※12月4日訂正
文中、「はてなの近藤さん」とすべきところを、「伊藤さん」と記載してしましました。訂正してお詫びします。間違いがあったことを残すために、文中の誤りは修正せず、そのままにしてあります。ご了承下さい。
はてなの伊藤さんが、CNet Japan Blogでちょっと気になる発言をされていたので、それについて。
50%の完成度でサービスを出す(CNet Japan Blog)
「ウェブサービスの場合、実際は半分くらいの完成度で出した方がうまく行く確率が高い」という意見がこの記事の主題です。トラックバックを見ると、多くの人は伊藤さんの主張に賛成しているようですが、僕はちょっと同意できません。
確かにWEBサービスは、①特殊な技能を必要としない技術(AJAXしかり)を使って構築される、②ユーザー数が差別化の重要な要因となる、という特徴があるため、先行者利益が大きい世界です。もたもたしていたら競争相手に類似サービスを開始され、ユーザー数はあっという間にクリティカル・マスに到達してしまうでしょう。早さを優先するために、50%の段階でリリースするという戦略もある部分では正しいと思います。
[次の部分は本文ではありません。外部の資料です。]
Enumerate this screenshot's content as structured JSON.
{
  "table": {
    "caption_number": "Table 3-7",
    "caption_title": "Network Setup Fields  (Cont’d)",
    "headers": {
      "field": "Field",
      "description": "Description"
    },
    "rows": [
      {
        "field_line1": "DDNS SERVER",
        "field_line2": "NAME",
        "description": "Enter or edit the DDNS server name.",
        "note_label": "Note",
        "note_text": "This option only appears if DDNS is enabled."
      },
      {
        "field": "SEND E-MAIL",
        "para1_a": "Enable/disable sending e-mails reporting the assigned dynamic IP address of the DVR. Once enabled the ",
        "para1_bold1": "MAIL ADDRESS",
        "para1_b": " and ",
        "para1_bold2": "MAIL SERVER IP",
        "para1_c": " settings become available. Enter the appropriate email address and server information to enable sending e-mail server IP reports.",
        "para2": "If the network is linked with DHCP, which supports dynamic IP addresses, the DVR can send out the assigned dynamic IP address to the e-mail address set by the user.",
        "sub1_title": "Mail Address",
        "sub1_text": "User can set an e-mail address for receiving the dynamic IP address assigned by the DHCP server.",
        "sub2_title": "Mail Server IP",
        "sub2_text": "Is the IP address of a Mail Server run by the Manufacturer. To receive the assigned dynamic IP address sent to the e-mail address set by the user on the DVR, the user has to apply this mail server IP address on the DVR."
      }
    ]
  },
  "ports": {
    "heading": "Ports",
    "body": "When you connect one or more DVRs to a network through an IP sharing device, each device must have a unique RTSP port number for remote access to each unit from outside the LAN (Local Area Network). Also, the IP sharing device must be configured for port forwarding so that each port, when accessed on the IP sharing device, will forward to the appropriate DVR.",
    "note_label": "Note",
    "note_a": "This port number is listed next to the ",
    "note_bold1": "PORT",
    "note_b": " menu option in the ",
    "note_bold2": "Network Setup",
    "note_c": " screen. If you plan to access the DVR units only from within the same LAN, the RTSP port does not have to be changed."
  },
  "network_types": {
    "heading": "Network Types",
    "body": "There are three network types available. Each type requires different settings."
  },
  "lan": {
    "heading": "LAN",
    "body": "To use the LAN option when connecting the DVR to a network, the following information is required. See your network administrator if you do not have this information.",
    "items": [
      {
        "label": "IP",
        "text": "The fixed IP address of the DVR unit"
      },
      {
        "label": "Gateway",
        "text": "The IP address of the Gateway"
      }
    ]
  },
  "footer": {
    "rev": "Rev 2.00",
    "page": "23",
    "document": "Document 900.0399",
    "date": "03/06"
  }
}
しかし50%の段階でリリースした後、ユーザーに「育てて」もらうには、2つの重要な前提があります。1つは十分なユーザーを確保できること、もう1つはユーザーの意見の中から「正しい意見」を見極める仕組みが存在することです。
記事の中に、
どれだけ面白い仕組みを考え付いたり、色々な人の立場になって考えることが得意な人間でも、あるサービスが数十万人に利用された時に、その中で何が起きて、どのような機能が必要になるかを全て想像することはできません。
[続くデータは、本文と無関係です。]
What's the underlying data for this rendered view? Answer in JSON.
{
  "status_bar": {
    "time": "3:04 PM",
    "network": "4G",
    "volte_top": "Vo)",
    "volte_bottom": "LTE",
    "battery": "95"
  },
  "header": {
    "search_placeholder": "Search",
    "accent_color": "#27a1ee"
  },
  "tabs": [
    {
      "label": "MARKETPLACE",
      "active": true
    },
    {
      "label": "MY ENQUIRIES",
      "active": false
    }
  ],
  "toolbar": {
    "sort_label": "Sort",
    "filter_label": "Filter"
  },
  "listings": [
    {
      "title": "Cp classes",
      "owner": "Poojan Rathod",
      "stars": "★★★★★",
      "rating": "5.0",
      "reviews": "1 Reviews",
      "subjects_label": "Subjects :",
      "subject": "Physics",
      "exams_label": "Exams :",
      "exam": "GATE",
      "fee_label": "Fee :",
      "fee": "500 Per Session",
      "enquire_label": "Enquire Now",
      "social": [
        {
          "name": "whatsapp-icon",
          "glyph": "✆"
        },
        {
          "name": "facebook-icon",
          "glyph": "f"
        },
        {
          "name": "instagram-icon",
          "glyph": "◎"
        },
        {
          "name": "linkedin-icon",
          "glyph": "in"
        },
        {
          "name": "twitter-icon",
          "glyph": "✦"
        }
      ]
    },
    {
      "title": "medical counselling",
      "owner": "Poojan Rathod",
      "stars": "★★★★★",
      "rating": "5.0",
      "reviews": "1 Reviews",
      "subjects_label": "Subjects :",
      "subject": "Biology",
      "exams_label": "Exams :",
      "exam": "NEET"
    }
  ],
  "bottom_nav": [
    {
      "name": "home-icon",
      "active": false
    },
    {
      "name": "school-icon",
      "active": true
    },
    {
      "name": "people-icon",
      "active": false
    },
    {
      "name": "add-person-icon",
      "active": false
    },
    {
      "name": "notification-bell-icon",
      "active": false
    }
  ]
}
という部分があります。たしかに「はてな」は既にメジャーなサービスで、新機能をリリースすればすぐに十万人くらいのユーザーを確保できるでしょう。しかし事業を立ち上げたばかりの名も無いベンチャーにとっては、数千人のユーザーを集めるのも大変です。その中に「もの言うユーザー」はどれだけ存在しているでしょうか。多くは「このサービスを育ててやろう」などという気のない人々で、彼らは嫌なことがあったら、何も言わずに立ち去るはずです。
ユーザーを集められずにもたもたしていると、せっかく作ったサービスを他の(「はてな」のような)有名企業にコピーされて、ユーザーを奪われてしまう危険があります。特に「ソーシャル○○」系サービスの場合、ユーザー数が多いことが重要なポイントとなりますから、他のサービスにユーザー数で上回られた時点で自社のサービスは終わりです。「サービスが数十万人に利用された時」の心配をする前に、他のサービスが簡単に追いつくことのできない規模のユーザーベースを構築することを考えなければならないのです。
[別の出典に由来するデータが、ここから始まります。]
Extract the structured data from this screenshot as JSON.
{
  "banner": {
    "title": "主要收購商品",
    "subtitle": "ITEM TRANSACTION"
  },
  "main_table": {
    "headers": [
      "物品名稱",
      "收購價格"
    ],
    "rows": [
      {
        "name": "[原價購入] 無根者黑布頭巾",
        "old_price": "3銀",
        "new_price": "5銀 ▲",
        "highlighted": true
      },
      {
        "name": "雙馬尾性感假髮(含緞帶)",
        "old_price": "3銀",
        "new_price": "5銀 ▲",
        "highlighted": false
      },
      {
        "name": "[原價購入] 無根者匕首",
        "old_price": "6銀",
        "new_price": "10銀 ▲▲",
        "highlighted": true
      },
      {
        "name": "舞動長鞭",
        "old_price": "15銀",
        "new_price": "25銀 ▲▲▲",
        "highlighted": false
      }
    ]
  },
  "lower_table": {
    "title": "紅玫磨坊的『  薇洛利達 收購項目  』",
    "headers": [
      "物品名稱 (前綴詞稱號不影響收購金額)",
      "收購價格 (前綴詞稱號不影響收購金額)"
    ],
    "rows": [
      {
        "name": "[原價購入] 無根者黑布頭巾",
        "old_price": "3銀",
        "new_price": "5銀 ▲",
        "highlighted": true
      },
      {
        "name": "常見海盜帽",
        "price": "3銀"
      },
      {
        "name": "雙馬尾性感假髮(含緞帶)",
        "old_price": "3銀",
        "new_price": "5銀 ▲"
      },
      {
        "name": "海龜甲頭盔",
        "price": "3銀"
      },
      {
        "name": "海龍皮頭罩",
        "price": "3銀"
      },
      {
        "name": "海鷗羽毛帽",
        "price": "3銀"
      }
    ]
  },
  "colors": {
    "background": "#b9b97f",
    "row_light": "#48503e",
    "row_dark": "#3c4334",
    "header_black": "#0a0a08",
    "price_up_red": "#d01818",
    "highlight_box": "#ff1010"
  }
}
仮に十分なユーザーが確保できたとしても、まだ第2の前提「正しい意見を見極める仕組みがあること」が問題になります。ユーザーの意見は、常に正しいとは限りません。僕はプログラマーをしていたことがあるのですが、多くのユーザーが実は不必要な機能に固執する場面をよく目にしてきました。またユーザーニーズに答えてばかりいると、ユーザーが想像できないような「革新的機能」を創造するチャンスを失う危険もあります。(さらに言えば、ユーザーによって生み出された「集合知」が誤った方向に進む可能性もあります--参考記事:イントラブログと集団成極化)。
また正しい意見ばかり出てきたとしても、10個の要望を一度にかなえることはできませんから、おのずとそこに「優先順位付け」という問題が生まれます。将来においては「正しい」意見でも、現在は「進むべきでない」道というものもあるでしょう。「ある時点において、次に何を開発すべきか」という問いに正しく答えられないと、誤った方向に進んでしまう危険性があるのです。
「はてな」のような成功したベンチャー企業には、すぐれたマネジメントグループが存在していたはずです。彼らが上手にユーザーの意見を汲み取り、会社を舵取りしたことが、成功の大きな要因となっていたのではないでしょうか。また様々な要因から、ある時点で彼らが「ビジョナリー」のようなステータスを獲得し、メディアから注目を浴びているというのも無視できないポイントだと思います。
「50%でリリースし、後はユーザーと共に歩む」という手法は、どんな企業も採用できる戦略ではない---このことを明確にしておかなければならないのではないでしょうか。
伊藤さんは別の方ですよ。
近藤さんです。
投稿情報: | 2005/12/04 13:44
本当ですね、近藤さんと書くところを、伊藤さんとしてしまいました。訂正してお詫びします。
投稿情報: アキヒト | 2005/12/04 14:03
どの企業も50%でサービスを出せるわけではないということには同意します。はてな(それにもちろんgoogle)は50%でサービスを出すことに特化した組織構造を持っていると思います。しかし、どのような組織構造がこのような方法論を可能にするかを考察するのは、一般的な企業にとっても有用であると考えます。
投稿情報: ワタリガラス | 2006/01/14 14:14
確かに「50%リリース+ユーザー参加型改善」という戦略を成功させる組織とはいったいどんなものなのか、考えてみると面白いかもしれませんね。
「50%リリース+ユーザー参加型改善」にはユーザーとのコミュニケーションと、ユーザーから得た情報を活用するための社内コミュニケーションが何より重要ですから、「コミュニケーション能力の高い組織」というのが1つのポイントかなというのが個人的な意見です。